Another January gone. There have been nine reported on the blog. A lot has changed, but a lot is still weirdly the same. (For example, my obsession with poppies and agaves.) Inconsistent, ambivalent, flighty — those are the words that would first come to mind if I had to describe myself, so it’s surprising to find something written eight years ago still holding true. From January 2010:
“Here’s the soloist for January, intended to be part of the spring corps de ballet, an Orange Chiffon poppy:
“This poppy blooming today just reminds and reinforces the direction I’ve been heading in anyway, of planning for a big early spring show and reducing attention (and irrigation) in the dry season.”
“One day this direction may ultimately land me looking at my garden filled with aloes blooming in January, with very little room left for herbaceous stuff later in the year, as seen in the Huntington’s succulent and cactus garden several winters ago.”
And so this direction has come to pass. Lots of winter aloes in bloom this year and a few self-sowing poppies now filling in the increasingly diminishing gaps left open for spring and summer growers. The only real foil to this plan are the ants and aphids constantly attacking the stemless aloes, even in winter. I’m on my second Aloe capitata var. quartzicola, pictured above.
Agave guadalajarana January 2011, worthy of three photos. By January 2012 it was gone — simply sheared off at the base. I need to check around with local growers for availability because sudden death aside, it’s such a good, non-suckering, mid-sized agave.
This detailed little succulent garden near the front porch and driveway has been completely given over to a roof-high Acacia podalyrifolia.
Also from January 2011. Both the Euphorbia ‘Diamond Frost’ and Amicia zygomeris are currently in bloom now in 2018. How’s that for continuity?
In January 2012 I brought home this tank, now occupied by Agave vilmoriniana ‘Stained Glass.’

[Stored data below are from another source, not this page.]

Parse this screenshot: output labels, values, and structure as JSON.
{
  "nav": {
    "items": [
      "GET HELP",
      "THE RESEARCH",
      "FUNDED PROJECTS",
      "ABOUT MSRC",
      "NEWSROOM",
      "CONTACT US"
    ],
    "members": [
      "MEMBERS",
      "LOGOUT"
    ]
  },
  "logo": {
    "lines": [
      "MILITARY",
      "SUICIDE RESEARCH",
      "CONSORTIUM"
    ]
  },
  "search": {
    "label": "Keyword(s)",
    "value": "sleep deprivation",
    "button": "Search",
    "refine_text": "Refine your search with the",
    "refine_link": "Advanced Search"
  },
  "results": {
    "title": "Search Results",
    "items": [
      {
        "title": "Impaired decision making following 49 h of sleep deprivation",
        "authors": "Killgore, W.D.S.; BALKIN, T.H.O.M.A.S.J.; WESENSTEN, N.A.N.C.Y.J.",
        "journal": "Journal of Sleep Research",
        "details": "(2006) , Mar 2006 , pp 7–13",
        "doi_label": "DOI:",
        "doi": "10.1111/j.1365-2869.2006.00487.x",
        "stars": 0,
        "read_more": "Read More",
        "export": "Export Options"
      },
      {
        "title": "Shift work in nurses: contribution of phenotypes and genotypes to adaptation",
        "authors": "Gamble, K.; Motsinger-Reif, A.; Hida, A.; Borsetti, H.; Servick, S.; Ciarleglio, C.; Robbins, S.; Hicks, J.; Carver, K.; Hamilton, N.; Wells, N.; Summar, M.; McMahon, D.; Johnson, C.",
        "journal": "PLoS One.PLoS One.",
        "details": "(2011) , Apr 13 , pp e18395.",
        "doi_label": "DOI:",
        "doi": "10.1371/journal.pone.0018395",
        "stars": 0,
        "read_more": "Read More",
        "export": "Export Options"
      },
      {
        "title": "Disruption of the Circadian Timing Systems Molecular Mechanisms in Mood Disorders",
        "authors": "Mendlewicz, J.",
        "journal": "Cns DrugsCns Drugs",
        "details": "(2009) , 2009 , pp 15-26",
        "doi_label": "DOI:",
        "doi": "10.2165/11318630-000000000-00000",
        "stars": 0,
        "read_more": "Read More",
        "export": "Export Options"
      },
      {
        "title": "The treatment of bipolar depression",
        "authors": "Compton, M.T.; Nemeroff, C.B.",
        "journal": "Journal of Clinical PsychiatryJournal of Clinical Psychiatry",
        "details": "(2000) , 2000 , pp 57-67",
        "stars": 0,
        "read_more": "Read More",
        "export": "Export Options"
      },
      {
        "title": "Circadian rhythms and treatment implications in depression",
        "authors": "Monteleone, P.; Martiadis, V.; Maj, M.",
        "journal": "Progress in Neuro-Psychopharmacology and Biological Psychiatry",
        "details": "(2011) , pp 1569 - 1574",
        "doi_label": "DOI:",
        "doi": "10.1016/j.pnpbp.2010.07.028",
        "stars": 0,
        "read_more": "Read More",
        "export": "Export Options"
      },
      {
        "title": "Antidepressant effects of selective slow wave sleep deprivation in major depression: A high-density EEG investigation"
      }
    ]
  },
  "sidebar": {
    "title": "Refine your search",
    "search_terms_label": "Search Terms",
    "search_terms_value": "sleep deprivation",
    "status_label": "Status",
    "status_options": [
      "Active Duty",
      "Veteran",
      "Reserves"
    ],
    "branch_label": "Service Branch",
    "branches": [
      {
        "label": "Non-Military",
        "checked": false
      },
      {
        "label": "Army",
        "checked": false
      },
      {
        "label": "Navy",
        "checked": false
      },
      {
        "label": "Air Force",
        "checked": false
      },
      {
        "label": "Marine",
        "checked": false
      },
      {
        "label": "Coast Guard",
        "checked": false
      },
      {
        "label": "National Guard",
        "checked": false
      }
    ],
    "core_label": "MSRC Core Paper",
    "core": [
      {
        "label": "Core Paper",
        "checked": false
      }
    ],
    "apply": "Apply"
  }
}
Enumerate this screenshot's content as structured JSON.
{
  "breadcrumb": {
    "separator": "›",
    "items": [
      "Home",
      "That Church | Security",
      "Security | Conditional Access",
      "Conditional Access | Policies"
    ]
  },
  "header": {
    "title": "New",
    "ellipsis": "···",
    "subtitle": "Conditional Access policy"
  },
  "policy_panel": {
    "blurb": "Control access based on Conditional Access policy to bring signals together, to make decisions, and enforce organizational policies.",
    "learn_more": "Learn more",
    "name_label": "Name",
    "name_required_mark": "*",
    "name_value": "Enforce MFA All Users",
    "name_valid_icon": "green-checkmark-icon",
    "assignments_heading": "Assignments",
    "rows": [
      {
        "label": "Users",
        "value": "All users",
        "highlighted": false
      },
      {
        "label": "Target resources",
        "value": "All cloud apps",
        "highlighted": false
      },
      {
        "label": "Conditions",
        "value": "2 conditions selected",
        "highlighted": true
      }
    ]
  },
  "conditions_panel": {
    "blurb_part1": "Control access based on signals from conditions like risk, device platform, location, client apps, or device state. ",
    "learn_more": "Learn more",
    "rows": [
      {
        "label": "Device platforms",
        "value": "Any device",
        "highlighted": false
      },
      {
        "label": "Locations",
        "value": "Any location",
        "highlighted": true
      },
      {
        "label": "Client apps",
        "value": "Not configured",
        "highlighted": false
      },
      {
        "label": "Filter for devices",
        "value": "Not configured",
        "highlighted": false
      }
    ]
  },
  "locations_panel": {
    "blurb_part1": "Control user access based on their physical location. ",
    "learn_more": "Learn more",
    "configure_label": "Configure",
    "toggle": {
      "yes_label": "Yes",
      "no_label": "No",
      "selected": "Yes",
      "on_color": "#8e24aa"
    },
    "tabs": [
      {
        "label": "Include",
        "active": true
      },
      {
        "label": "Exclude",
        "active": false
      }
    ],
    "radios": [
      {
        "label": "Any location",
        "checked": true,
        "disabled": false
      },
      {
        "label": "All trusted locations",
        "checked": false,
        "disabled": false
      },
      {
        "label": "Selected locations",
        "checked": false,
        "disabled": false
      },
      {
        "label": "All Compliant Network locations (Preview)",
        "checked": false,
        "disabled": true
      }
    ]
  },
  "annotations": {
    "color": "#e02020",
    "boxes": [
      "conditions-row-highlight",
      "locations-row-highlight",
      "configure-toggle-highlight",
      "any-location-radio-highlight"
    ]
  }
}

January 2013 I was swooning over raindrops on aeoniums. We clocked just 6 inches of rain that season, which is still more than we’ve had so far this season.
January 2014 I still grew Coronilla valentina ssp. glauca. Miss this scented evergreen beauty every damn winter. Inexplicably never available locally. The variegated form shimmers like nobody’s business. The non-variegated form self-sows profusely, and there always seems to be a seedling around for potting up for reserves…until there isn’t.
Acacia podalyrifolia January 2014.
January 2015 I still had my community garden plot, the one I could never visit frequently enough to keep the veggies watered. I love the planning and planting stages, but the follow-through with an off-site garden a couple miles away — big fail.
In January 2016 I was finding new California natives to love, like the Catalina Silverlace, Constancea nevinii.
January 2017 I reported on a visit to Rick Bjorklund’s garden in San Diego, a visit I repeated a few weeks ago.
Obviously, there’s two things I’ve never been ambivalent about — plants and gardens! Have a great weekend.